Se il Paese annaspa sulla mappa delle competenze

Italia in linea con l’Europa per maturità digitale, ma spesso manca un master data unico per le funzioni. Le rilevazioni della HR Digital Survey firmata Mercer

Prendete 120 Direttori delle Risorse Umane di aziende da oltre 500 dipendenti e fatturato sopra i 500milioni di euro. Chiedete loro a che stadio si trova l’organizzazione in cui operano su temi come digital strategy, digital impact, digital hr technology. Raccogliete i risultati, mappateli ed avrete in mano la cartina al tornasole dell’affermazione del digitale nel nostro Paese. Con un dilemma di fondo: a che punto sono le organizzazioni italiane nella scala del digitale a 360gradi? Stiamo ancora decidendo se e come avviare la trasformazione, o vediamo già qualche risultato pratico? “Still transforming, or already performing?” direbbero gli anglosassoni. E proprio questo è il titolo proposto per l’ultima HR Digital Survey firmata Mercer, che fotografa un allineamento del nostro Paese rispetto alla linea europea rispetto a maturità digitale, ma anche un contesto di organizzazioni in affanno sul fronte della mappatura dei ruoli.

Ma andiamo con ordine. Tante, troppe fonti insistono sul digital divide che ci dividerebbe dal resto del continente – e del mondo. Hanno torto: a fronte di un indice UE di 3,47 (quello della maturità digitale), il nostro Paese tocca quota 3,44. Per la prima volta non siamo fanalino di coda. E’ un buon inizio, soprattutto se pensiamo che siamo partiti in ritardo rispetto al trend globale (e questo, purtroppo, seguita a non stupire). I nostri HR stanno recuperando terreno, quindi, ed anche questa è un’ottima notizia. Dalla quale deriva la constatazione che l’Italia, piuttosto che decidere se seguire l’onda lunga del digitale, se non altro ha già intrapreso questa via. Più che di corsa, si tratta di una rincorsa, della necessità di recuperare, certo. Di accelerare facendo leva sull’innovazione che ormai la fa da padrone sui mercati. Da dove passerà la nostra innovazione? L’HR risponderebbe: dalla capacità di conoscere le persone. Di mappare le competenze presenti in azienda (e prendere atto di quelle assenti). Di individuare nuove skills, o revitalizzare quelle già attive.

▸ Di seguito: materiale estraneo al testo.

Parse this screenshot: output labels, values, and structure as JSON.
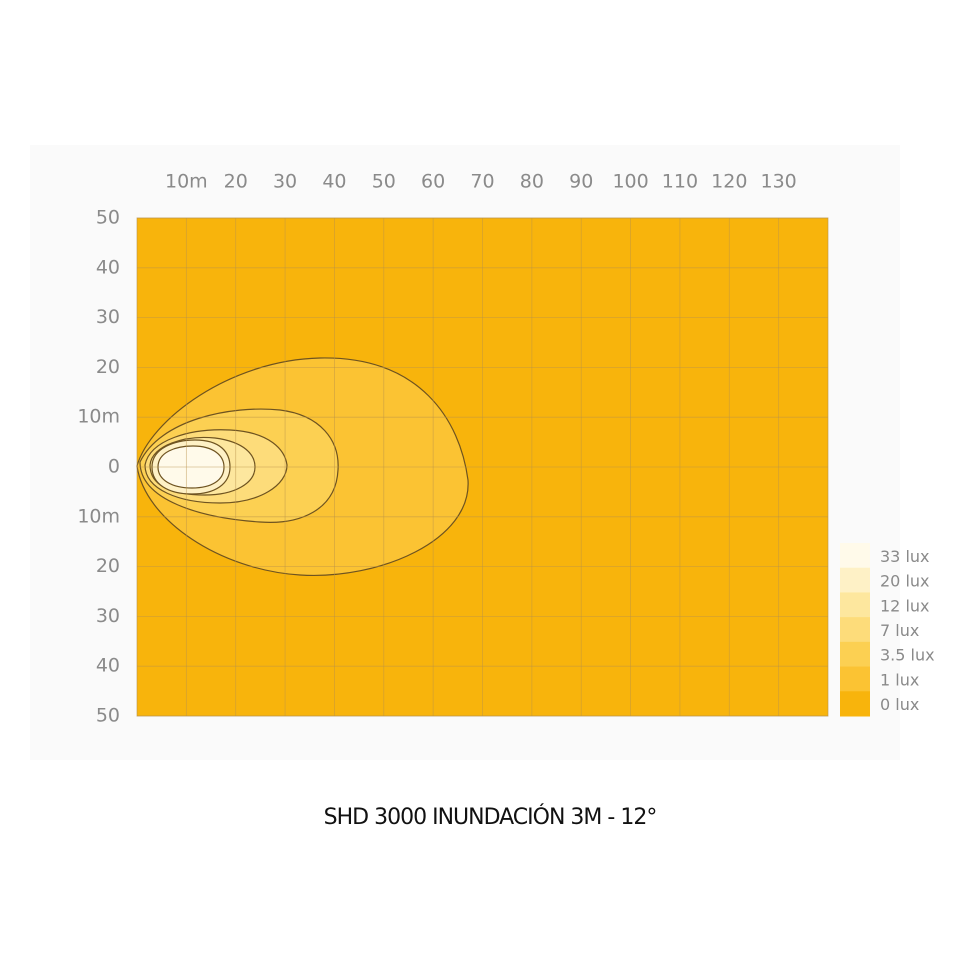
{
  "chart_data": {
    "type": "isolux",
    "title": "SHD 3000 INUNDACIÓN 3M - 12°",
    "xlim": [
      0,
      140
    ],
    "ylim": [
      -50,
      50
    ],
    "xticks": [
      {
        "value": 10,
        "label": "10m"
      },
      20,
      30,
      40,
      50,
      60,
      70,
      80,
      90,
      100,
      110,
      120,
      130
    ],
    "yticks": [
      50,
      40,
      30,
      20,
      {
        "value": 10,
        "label": "10m"
      },
      0,
      {
        "value": -10,
        "label": "10m"
      },
      {
        "value": -20,
        "label": "20"
      },
      {
        "value": -30,
        "label": "30"
      },
      {
        "value": -40,
        "label": "40"
      },
      {
        "value": -50,
        "label": "50"
      }
    ],
    "grid": true,
    "levels": [
      {
        "value": 33,
        "label": "33 lux"
      },
      {
        "value": 20,
        "label": "20 lux"
      },
      {
        "value": 12,
        "label": "12 lux"
      },
      {
        "value": 7,
        "label": "7 lux"
      },
      {
        "value": 3.5,
        "label": "3.5 lux"
      },
      {
        "value": 1,
        "label": "1 lux"
      },
      {
        "value": 0,
        "label": "0 lux"
      }
    ],
    "level_colors": [
      "#fffaea",
      "#fef1c6",
      "#fde79e",
      "#fddc7a",
      "#fcd052",
      "#fbc333",
      "#f8b40c"
    ]
  }
}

Ora, questi principi, una volta applicati al digitale, portano con sé tutta una serie di considerazioni ulteriori. Per una digital strategy aziendale che viene messa a punto, sorge subito il problema della comunicazione interna. Raccontare all’organizzazione i nuovi strumenti, le funzionalità e le potenzialità. Su questo non si può in alcun modo soprassedere, perché un’errata comunicazione può mandare in pezzi anche la migliore delle strategie, con i più solidi dei contenuti. Comunicazione chiama in causa coinvolgimento. Anche perché una trasformazione è vera solo se condivisa da tutti, Top Management (come caso esemplare) in primissima linea. Ancora, per essere efficace, la digital strategy deve raccordarsi alla strategia complessiva dell’azienda. Deve esserci una contaminazione reciproca. E qui iniziano le note dolenti rilevate da Mercer: solo il 6% del campione italiano può testimoniare che nella sua organizzazione le due strategie “si parlano”.

Forse dipende dal fatto che in Italia, diversamente da quanto accade in Europa, la digitalizzazione parte dalle Operations (cioè, dal business), per poi propagarsi alle altre funzioni (HR, eccetera). Nell’Unione, la trasformazione si muove in maniera più sistemica, e coinvolge al contempo tutta la filiera del valore, accorciando di molto la distanza dal cliente. Va da sé che, per quanto riguarda il nostro Paese in generale, e l’HR in particolare, digitalizzare diventa una necessità ancor più pressante. Perché non farlo significa mettere ulteriore distanza dal business. E infatti, nelle prime 10 aziende a maggior indice di maturità digitale, Mercer registra per l’HR una riduzione del 20% nello sforzo di gestione di attività routinarie. Tempo e valore che potrebbe essere capitalizzato su attività strategiche di people caring. Ma quella del people caring è una via che impone la necessità di cui parlavamo più sopra: conoscere le proprie persone, conoscerle anche in maniera analitica.

Il che significa: utilizzare le tecnologie HR per costruire master data univoci, rappresentativi ed integrati tra le funzioni, che mettano le Risorse Umane in condizione di prendersi cura delle risorse, profilate e segmentate in base ai loro specifici bisogni. Learning achievity, la chiamano gli specialisti. Per noi, è la nuova sfida delle competenze, quella che ci metterà in condizione di affinare il talento italiano.